In versions >= 0.99.0 of methylSig, the
min.per.group functionality is performed by a separate
function filter_loci_by_group_coverage(). Also note the
change in form to define dispersion calculations, and the use of local
information.
# Look a the phenotype data for bs
bsseq::pData(bs)
#> DataFrame with 6 rows and 2 columns
#> Type Pair
#> <character> <character>
#> C1 cancer pair1
#> C2 cancer pair2
#> C3 cancer pair3
#> N1 normal pair1
#> N2 normal pair2
#> N3 normal pair3
# Require at least two samples from cancer and two samples from normal
bs = filter_loci_by_group_coverage(
bs = bs,
group_column = 'Type',
c('cancer' = 2, 'normal' = 2))After removing loci with insufficient information, we can now use the
diff_methylsig() test.
In versions < 0.99.0 of methylSig, the
methylSigDSS function also had a min.per.group
parameter to determine how many samples per group had to have coverage.
Users also couldn’t specify which methylation groups to recover. The
form of design, formula, and
contrast, remain the same in versions >= 0.99.0.

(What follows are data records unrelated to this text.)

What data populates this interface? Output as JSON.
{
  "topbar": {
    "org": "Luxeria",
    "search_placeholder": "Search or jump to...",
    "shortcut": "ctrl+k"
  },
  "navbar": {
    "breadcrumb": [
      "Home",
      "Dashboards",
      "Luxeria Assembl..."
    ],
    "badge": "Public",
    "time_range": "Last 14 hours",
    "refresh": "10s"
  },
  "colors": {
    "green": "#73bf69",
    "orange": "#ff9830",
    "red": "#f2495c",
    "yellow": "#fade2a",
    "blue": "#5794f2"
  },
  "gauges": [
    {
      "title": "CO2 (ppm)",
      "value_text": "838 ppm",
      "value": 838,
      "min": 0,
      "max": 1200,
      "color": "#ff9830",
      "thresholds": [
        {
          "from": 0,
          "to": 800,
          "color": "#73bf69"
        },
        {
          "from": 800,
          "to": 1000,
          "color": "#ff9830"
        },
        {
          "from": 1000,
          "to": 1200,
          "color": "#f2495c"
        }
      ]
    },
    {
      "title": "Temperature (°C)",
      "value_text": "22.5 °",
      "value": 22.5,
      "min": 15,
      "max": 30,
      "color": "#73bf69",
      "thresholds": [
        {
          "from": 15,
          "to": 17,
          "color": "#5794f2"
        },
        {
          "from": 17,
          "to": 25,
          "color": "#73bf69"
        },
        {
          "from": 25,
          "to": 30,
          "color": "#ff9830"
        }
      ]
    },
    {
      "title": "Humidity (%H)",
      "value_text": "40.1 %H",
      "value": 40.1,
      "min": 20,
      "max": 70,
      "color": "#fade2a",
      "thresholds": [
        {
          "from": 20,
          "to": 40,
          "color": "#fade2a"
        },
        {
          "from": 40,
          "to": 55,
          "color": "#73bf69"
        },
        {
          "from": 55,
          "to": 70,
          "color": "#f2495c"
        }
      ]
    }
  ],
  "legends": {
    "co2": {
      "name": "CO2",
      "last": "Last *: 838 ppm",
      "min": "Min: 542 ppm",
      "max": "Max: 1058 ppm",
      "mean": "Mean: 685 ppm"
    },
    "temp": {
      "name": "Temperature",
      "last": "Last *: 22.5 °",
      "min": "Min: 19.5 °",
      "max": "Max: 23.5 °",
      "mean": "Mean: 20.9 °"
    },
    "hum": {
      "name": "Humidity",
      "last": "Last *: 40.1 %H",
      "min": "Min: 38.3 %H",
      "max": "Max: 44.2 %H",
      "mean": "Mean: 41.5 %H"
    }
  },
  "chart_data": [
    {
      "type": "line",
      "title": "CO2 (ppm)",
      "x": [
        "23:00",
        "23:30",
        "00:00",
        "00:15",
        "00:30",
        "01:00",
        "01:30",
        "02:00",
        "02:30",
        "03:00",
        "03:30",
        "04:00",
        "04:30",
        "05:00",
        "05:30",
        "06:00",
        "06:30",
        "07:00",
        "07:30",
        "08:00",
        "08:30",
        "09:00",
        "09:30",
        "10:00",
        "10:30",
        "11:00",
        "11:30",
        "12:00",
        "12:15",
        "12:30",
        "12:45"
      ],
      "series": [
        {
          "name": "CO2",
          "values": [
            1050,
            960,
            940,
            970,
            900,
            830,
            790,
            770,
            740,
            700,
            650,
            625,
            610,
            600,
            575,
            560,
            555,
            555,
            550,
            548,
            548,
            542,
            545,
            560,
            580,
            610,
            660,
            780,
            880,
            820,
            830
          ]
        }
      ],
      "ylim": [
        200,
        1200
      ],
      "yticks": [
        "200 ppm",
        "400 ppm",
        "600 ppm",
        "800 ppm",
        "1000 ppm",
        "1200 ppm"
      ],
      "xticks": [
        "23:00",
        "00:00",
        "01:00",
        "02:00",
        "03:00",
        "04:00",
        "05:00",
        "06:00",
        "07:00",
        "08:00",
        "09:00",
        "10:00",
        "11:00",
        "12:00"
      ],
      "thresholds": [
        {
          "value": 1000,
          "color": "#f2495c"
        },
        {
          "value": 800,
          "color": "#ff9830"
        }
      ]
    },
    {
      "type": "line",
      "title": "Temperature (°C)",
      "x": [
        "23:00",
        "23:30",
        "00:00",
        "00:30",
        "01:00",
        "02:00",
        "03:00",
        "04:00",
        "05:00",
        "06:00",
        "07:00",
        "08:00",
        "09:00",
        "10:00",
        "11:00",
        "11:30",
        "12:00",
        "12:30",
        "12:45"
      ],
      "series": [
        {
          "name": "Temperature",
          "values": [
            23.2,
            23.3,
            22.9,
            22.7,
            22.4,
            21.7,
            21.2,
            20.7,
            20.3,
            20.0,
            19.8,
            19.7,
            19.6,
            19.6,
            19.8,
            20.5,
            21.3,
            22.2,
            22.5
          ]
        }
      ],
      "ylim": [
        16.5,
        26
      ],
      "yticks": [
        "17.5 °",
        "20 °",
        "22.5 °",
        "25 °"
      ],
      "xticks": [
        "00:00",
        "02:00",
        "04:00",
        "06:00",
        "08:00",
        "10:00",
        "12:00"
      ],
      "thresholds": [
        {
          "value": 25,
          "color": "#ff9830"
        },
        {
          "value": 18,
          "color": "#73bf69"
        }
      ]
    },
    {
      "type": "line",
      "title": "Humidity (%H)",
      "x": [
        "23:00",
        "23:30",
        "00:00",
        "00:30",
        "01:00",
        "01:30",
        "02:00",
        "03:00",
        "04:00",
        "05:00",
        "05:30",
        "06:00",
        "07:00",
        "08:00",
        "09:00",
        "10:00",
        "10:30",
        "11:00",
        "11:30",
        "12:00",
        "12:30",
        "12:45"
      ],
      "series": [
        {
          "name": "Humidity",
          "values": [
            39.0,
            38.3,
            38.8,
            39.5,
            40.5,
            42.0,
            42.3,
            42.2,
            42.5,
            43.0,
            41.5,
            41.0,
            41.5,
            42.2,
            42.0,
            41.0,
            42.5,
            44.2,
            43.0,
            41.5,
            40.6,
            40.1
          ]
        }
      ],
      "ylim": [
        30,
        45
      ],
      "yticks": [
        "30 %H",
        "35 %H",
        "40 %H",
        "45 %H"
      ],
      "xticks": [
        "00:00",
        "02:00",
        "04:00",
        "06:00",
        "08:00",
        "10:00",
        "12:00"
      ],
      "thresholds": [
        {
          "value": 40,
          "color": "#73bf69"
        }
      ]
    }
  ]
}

In versions >= 0.99.0 of methylSig, the single
methylSigDSS() function is replaced by a fit function
diff_dss_fit() and a test functiotn
diff_dss_test(). As with diff_methylsig(),
users should ensure enough samples have sufficient coverage with the
filter_loci_by_group_coverage() function. The
design and formula are unchanged in their
forms.
If a continuous covariate is to be tested,
filter_loci_by_group_coverage() should be skipped, as there
are no groups. In prior versions of methylSigDSS(), this
was not possible, and the group constraints were incorrectly applied
prior to testing on a continuous covariate.
# IF NOT DONE PREVIOUSLY
# Require at least two samples from cancer and two samples from normal
bs = filter_loci_by_group_coverage(
bs = bs,
group_column = 'Type',
c('cancer' = 2, 'normal' = 2))# Test the simplest model with an intercept and Type
diff_fit_simple = diff_dss_fit(
bs = bs,
design = bsseq::pData(bs),
formula = as.formula('~ Type'))
#> Fitting DML model for CpG site:The contrast parameter is also changed in its form. Note
the, additional parameters to specify how to recover group methylation.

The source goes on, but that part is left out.